A mathematical statement is a way of expressing a mathematical idea using mathematical symbols, numbers, and operations. Just like sentences in English, mathematical statements convey complete thoughts or ideas that can be solved or evaluated. In this context, the phrase "Find the difference of -19 and 7" needs to be translated into a mathematical statement. This involves recognizing which numbers to use and the operation that connects them.

By understanding the key terms in the sentence and identifying the operation required, you can write a coherent mathematical equation. For instance, in this exercise, translating the sentence into a mathematical statement involves recognizing that "difference" indicates subtraction, resulting in the equation \(-19 - 7\).

Subtraction is one of the fundamental arithmetic operations. It involves finding the difference between two numbers by taking away one from the other. In our exercise, you are asked to subtract the two numbers -19 and 7.

When subtracting a positive number from a negative number, you essentially move further down on the number line. This can also be thought of as adding a negative to a negative.

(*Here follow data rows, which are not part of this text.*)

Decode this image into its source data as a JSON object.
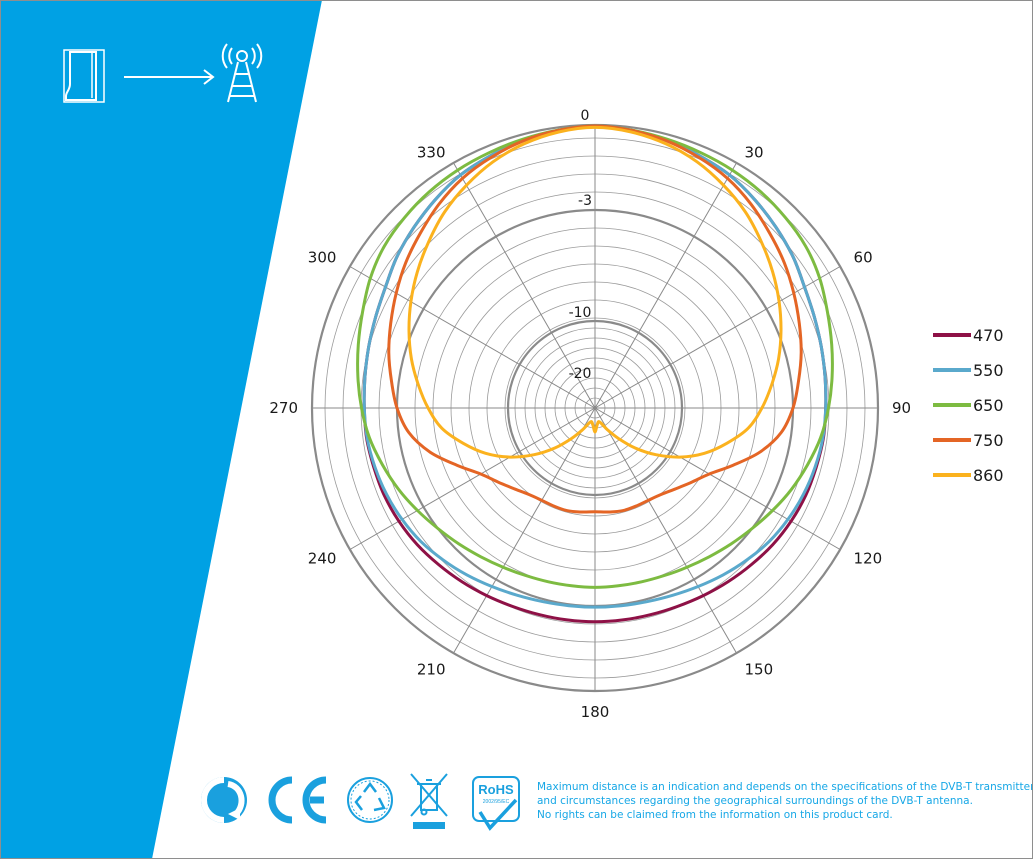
{
  "colors": {
    "band": "#00a1e4",
    "accent_text": "#16a7e6"
  },
  "header_icons": [
    {
      "name": "door-icon"
    },
    {
      "name": "arrow-right-icon"
    },
    {
      "name": "transmitter-tower-icon"
    }
  ],
  "chart_data": {
    "type": "polar-line",
    "title": "",
    "radial_ticks": [
      "0",
      "-3",
      "-10",
      "-20"
    ],
    "angle_ticks": [
      0,
      30,
      60,
      90,
      120,
      150,
      180,
      210,
      240,
      270,
      300,
      330
    ],
    "angle_labels": [
      "0",
      "30",
      "60",
      "90",
      "120",
      "150",
      "180",
      "210",
      "240",
      "270",
      "300",
      "330"
    ],
    "grid": true,
    "legend_position": "right",
    "series": [
      {
        "name": "470",
        "color": "#8e1146",
        "radius": [
          1.0,
          0.993,
          0.983,
          0.968,
          0.954,
          0.931,
          0.907,
          0.884,
          0.858,
          0.842,
          0.831,
          0.823,
          0.818,
          0.817,
          0.812,
          0.809,
          0.803,
          0.795,
          0.785,
          0.776,
          0.768,
          0.762,
          0.759,
          0.758,
          0.758,
          0.758,
          0.759,
          0.762,
          0.768,
          0.776,
          0.785,
          0.795,
          0.803,
          0.809,
          0.812,
          0.817,
          0.818,
          0.823,
          0.831,
          0.842,
          0.858,
          0.884,
          0.907,
          0.931,
          0.954,
          0.968,
          0.983,
          0.993
        ]
      },
      {
        "name": "550",
        "color": "#5aa9cc",
        "radius": [
          1.0,
          0.993,
          0.983,
          0.968,
          0.954,
          0.931,
          0.907,
          0.884,
          0.858,
          0.842,
          0.831,
          0.823,
          0.818,
          0.815,
          0.808,
          0.8,
          0.79,
          0.778,
          0.762,
          0.746,
          0.731,
          0.719,
          0.711,
          0.707,
          0.706,
          0.707,
          0.711,
          0.719,
          0.731,
          0.746,
          0.762,
          0.778,
          0.79,
          0.8,
          0.808,
          0.815,
          0.818,
          0.823,
          0.831,
          0.842,
          0.858,
          0.884,
          0.907,
          0.931,
          0.954,
          0.968,
          0.983,
          0.993
        ]
      },
      {
        "name": "650",
        "color": "#7dbb41",
        "radius": [
          1.0,
          0.994,
          0.987,
          0.98,
          0.974,
          0.966,
          0.955,
          0.942,
          0.92,
          0.892,
          0.869,
          0.848,
          0.828,
          0.807,
          0.78,
          0.754,
          0.727,
          0.702,
          0.682,
          0.665,
          0.652,
          0.643,
          0.638,
          0.636,
          0.636,
          0.636,
          0.638,
          0.643,
          0.652,
          0.665,
          0.682,
          0.702,
          0.727,
          0.754,
          0.78,
          0.807,
          0.828,
          0.848,
          0.869,
          0.892,
          0.92,
          0.942,
          0.955,
          0.966,
          0.974,
          0.98,
          0.987,
          0.994
        ]
      },
      {
        "name": "750",
        "color": "#e46525",
        "radius": [
          1.0,
          0.993,
          0.981,
          0.962,
          0.94,
          0.91,
          0.876,
          0.846,
          0.814,
          0.784,
          0.757,
          0.728,
          0.702,
          0.666,
          0.605,
          0.53,
          0.468,
          0.432,
          0.405,
          0.386,
          0.378,
          0.377,
          0.377,
          0.372,
          0.368,
          0.372,
          0.377,
          0.377,
          0.378,
          0.386,
          0.405,
          0.432,
          0.468,
          0.53,
          0.605,
          0.666,
          0.702,
          0.728,
          0.757,
          0.784,
          0.814,
          0.846,
          0.876,
          0.91,
          0.94,
          0.962,
          0.981,
          0.993
        ]
      },
      {
        "name": "860",
        "color": "#fbb21e",
        "radius": [
          0.995,
          0.987,
          0.97,
          0.945,
          0.912,
          0.876,
          0.834,
          0.794,
          0.754,
          0.714,
          0.674,
          0.632,
          0.592,
          0.548,
          0.484,
          0.42,
          0.348,
          0.272,
          0.2,
          0.136,
          0.09,
          0.06,
          0.05,
          0.06,
          0.085,
          0.06,
          0.05,
          0.06,
          0.09,
          0.136,
          0.2,
          0.272,
          0.348,
          0.42,
          0.484,
          0.548,
          0.592,
          0.632,
          0.674,
          0.714,
          0.754,
          0.794,
          0.834,
          0.876,
          0.912,
          0.945,
          0.97,
          0.987
        ]
      }
    ]
  },
  "footer": {
    "icons": [
      {
        "name": "green-dot-recycling-icon"
      },
      {
        "name": "ce-mark-icon"
      },
      {
        "name": "recycle-icon"
      },
      {
        "name": "weee-crossed-bin-icon"
      },
      {
        "name": "rohs-compliant-icon",
        "label": "RoHS",
        "sublabel": "2002/95/EC"
      }
    ],
    "disclaimer": [
      "Maximum distance is an indication and depends on the specifications of the DVB-T transmitter",
      "and circumstances regarding the geographical surroundings of the DVB-T antenna.",
      "No rights can be claimed from the information on this product card."
    ]
  }
}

In this case, subtracting 7 from -19 can be seen as -19 plus the negative of 7, which results in -26.

Practicing subtraction with positive and negative numbers helps strengthen your understanding of number lines and operations.

In mathematics, understanding vocabulary is key to accurately interpreting problems and forming correct equations. Words such as 'difference', 'sum', 'product', and 'quotient' provide instructions for what operations to perform.

For example:

• 'Difference' means subtraction.
• 'Sum' pertains to addition.
• 'Product' refers to multiplication.
• 'Quotient' indicates division.

In our exercise, recognizing that "difference" translates to the subtraction operation was crucial to creating the mathematical statement -19 - 7.

Once you become familiar with these math-specific terms, tackling similar problems becomes much more intuitive.

Simplifying an equation involves performing operations to reduce it to its simplest form. In our problem, the equation was \(-19 - 7\). Starting with this expression, you subtract 7 from -19 to simplify. This leads to -26, which is the answer.

To simplify correctly, perform the operations as indicated by the expression or problem statement. Consider every number and sign carefully, especially when dealing with positives and negatives.

Simplifying equations can reveal solutions and help recognize patterns in numbers and operations. The simplified result is often easier to understand and is the final step in solving an algebraic problem. Practice helps make these simplifications second nature.